Numéro : Pourquoi avez-vous décidé de mettre votre label Hood By Air en sommeil ? Était-ce avant ou après avoir été contacté par la marque Helmut Lang ?
Shayne Oliver : J’ai pris cette décision en janvier 2017. À l’époque, je m’interrogeais sur la manière de conduire l’avenir de la marque, j’envisageais de déménager à Paris. Nous avions d’importants problèmes de communication et de structure, en interne. Nous n’avions pas de directeur des ventes, par exemple. Puis tous les membres de HBA ont commencé à travailler sur des projets personnels. Au même moment, d’autres marques plus établies ont commencé à s’engouffrer dans le marché que nous avions contribué à créer. J’avais le sentiment d’avoir fait éclore des idées nouvelles sur le branding et le marketing, des façons novatrices de penser la mode et de lui donner du sens, sans rien avoir gagné en retour, et sans même qu’on m’attribue ce mérite. J’étais assez découragé de constater que personne, chez HBA, n’avait su tirer profit de mes idées pour construire un discours de communication ou un business model. Surtout, le moment était venu de faire un break, car je ne voulais pas participer au développement étrange de cette sorte de streetwear dégénéré qui explosait. J’ai grandi avec le streetwear, je connais sa signification, ses codes, ses valeurs. Je ne me suis pas engagé dans cette voie avec l’intention d’exploiter un marché. Pour HBA, les prochaines étapes consisteront à créer une structure qui me permettra de me concentrer sur mon rôle de designer. Mais en ce moment, tout le monde est perdu. Moi même, je le suis : en tant que consommateur, je ne sais quoi acheter dans une boutique, car à l’heure actuelle il y a trop de vêtements “gadgets” qui ne font que produire un statement, au lieu de formuler des idées novatrices à travers leur design.
Votre rôle auprès de la marque Helmut Lang, avec cette collection intitulée Helmut Lang Seen By Shayne Oliver, est très proche de celui d’un curateur. L’avez-vous abordé de cette manière ?
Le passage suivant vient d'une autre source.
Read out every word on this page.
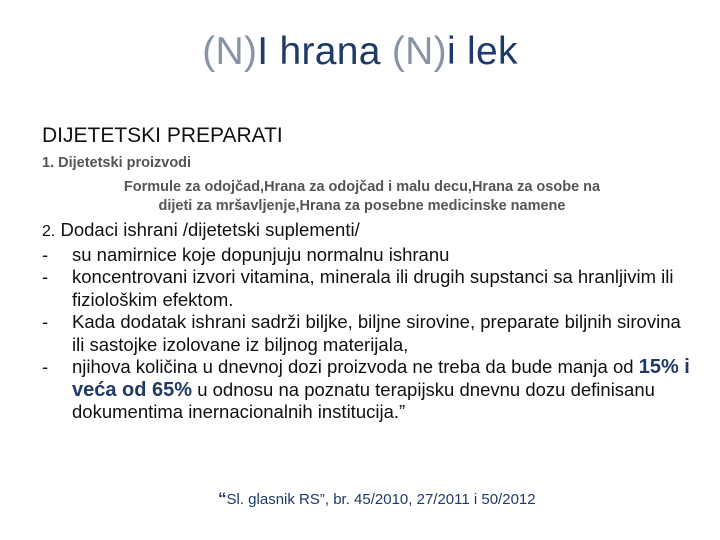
(N)I hrana (N)i lek
DIJETETSKI PREPARATI
1. Dijetetski proizvodi
Formule za odojčad,Hrana za odojčad i malu decu,Hrana za osobe na
dijeti za mršavljenje,Hrana za posebne medicinske namene
2. Dodaci ishrani /dijetetski suplementi/
- su namirnice koje dopunjuju normalnu ishranu
- koncentrovani izvori vitamina, minerala ili drugih supstanci sa hranljivim ili fiziološkim efektom.
- Kada dodatak ishrani sadrži biljke, biljne sirovine, preparate biljnih sirovina ili sastojke izolovane iz biljnog materijala,
- njihova količina u dnevnoj dozi proizvoda ne treba da bude manja od 15% i veća od 65% u odnosu na poznatu terapijsku dnevnu dozu definisanu dokumentima inernacionalnih institucija.”
“Sl. glasnik RS”, br. 45/2010, 27/2011 i 50/2012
Oui, absolument. Puisque je n’allais travailler qu’une seule saison avec eux, inventer de nouveaux vêtements n’avait aucun sens. Je me suis juste comporté comme un curateur. L’idée était de rester moi-même et de “converser” avec Helmut Lang. C’était comme une évidence.
“Aujourd’hui, tous les designers sont devenus des marques, on ne peut plus vraiment parler de ‘créateurs’. Ce n’est pas nécessairement un problème. Mais on ne peut pas prétendre qu’on propose encore des choses audacieuses et innovantes quand on ne fait qu’adapter des idées pour les rendre plus digestes.”
En tant que créateur, vous avez été fortement influencé par Helmut Lang. Quels aspects de son héritage avez-vous retenus pour votre collection ?
J’ai voulu explorer la sensualité de son travail. Il y avait peu d’archives disponibles, donc l’idée de travailler à partir de ses vêtements est ellemême devenue presque une chimère. Je pensais à Helmut en tant que pornographe de la mode, il a inventé un nouveau fétichisme fondé sur des codes. J’ai donc passé en revue des sous-vêtements, des rouges à lèvres, des styles de coupes de cheveux, puis j’ai pioché dans les archives qui étaient à ma disposition. J’ai choisi trois manteaux et des basiques : un jean, un pantalon, un débardeur, une chemise d’homme, une chemise de femme et une robe. Je voulais rester concentré sur sa sensualité et sur son eveningwear. Car je suis sûr que les créateurs qui prendront ma suite se focaliseront, entre autres, sur son bomber, mais c’est un vêtement dont le potentiel, à mes yeux, a déjà été épuisé. Je n’essaie pas de “vendre” Helmut Lang à la nouvelle génération, je veux qu’elle comprenne son attitude et sa vibe. J’ai donc juste revisité les basiques que j’avais choisis. Je n’ai inventé de nouvelles formes que pour les accessoires : le sac “soutiengorge”, ou des pochettes fondées sur l’idée de “classeurs d’écolier”.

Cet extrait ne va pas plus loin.